Second-hand smoke and housing
This work is looking at the exposure to secondhand smoke (SHS) of New Zealanders at home, and the health impacts, attitudes, and knowledge related to SHS. Associated work is being conducted on the effectiveness of policies to get SHS out of private places. A survey was conducted in December 2004 (PDF) to estimate the exposure of, and behaviours regarding secondhand smoke in the flatting population. The smoking status and SHS exposure data from the Insulation and Mould study is being analysed to examine the relationships for that population between the presence of smoking and smokers, and health.
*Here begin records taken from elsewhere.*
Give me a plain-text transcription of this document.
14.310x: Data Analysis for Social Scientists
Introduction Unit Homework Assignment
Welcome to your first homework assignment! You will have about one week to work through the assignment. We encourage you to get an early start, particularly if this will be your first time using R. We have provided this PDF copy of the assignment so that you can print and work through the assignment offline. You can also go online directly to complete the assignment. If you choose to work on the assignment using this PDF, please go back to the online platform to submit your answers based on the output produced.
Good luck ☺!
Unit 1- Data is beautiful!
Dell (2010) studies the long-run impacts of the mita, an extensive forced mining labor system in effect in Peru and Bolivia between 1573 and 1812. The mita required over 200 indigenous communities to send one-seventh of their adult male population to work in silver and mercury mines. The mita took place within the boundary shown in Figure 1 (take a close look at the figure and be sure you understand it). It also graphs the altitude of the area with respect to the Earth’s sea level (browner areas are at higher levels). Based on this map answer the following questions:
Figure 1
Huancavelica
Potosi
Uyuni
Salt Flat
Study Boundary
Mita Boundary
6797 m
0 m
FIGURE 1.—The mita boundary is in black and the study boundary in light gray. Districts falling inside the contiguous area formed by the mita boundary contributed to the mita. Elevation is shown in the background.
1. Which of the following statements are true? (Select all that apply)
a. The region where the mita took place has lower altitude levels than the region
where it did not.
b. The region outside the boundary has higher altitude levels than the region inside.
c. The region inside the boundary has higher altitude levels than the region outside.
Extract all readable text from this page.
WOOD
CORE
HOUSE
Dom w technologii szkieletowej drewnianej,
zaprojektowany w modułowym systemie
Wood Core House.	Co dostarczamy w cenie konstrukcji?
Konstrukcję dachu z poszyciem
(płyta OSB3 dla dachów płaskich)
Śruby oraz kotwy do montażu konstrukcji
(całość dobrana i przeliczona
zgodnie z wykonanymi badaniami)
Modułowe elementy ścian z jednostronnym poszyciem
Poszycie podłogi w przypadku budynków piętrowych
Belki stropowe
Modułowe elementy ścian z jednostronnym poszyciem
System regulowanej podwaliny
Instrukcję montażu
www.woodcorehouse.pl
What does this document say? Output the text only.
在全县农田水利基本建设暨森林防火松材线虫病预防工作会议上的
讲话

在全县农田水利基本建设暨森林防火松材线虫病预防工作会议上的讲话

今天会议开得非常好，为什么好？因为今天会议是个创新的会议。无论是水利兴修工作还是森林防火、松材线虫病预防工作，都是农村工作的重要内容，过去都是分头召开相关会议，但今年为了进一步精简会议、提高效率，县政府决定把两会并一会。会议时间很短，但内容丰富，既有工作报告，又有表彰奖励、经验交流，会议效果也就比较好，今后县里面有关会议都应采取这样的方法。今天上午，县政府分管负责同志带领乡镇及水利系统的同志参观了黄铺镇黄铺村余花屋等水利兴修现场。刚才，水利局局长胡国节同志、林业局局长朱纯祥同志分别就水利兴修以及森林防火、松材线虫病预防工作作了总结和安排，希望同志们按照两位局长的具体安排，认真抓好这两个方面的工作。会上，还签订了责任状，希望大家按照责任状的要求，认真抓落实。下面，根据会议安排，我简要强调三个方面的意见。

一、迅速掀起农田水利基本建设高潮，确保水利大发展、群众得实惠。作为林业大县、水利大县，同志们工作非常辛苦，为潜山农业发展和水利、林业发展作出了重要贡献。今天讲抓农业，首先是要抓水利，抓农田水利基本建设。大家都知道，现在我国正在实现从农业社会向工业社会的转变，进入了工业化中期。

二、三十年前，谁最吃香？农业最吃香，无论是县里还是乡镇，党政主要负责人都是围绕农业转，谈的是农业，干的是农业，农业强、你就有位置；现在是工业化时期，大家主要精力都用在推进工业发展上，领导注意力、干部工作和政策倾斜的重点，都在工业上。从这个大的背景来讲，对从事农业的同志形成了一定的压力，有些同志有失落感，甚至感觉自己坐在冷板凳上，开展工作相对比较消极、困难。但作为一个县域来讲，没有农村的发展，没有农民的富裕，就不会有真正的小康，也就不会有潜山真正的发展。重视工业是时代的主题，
Housing Policy, Crowding and Meningococcal Disease
This work is examining the connections between New Zealand’s housing policy in the early 1990s, with the sale of state houses and the introduction of market rentals for the remaining state houses, and patterns of occupancy and crowding in both state and private houses. These patterns will then be examined in the context of the meningococcal epidemic that emerged in the 1990s, and which has been strongly associated with crowding in previous studies.
Mould in Homes
This work is examines both (i) the experience of living in a mouldy home, and (ii) the factors associated with a home being mouldy.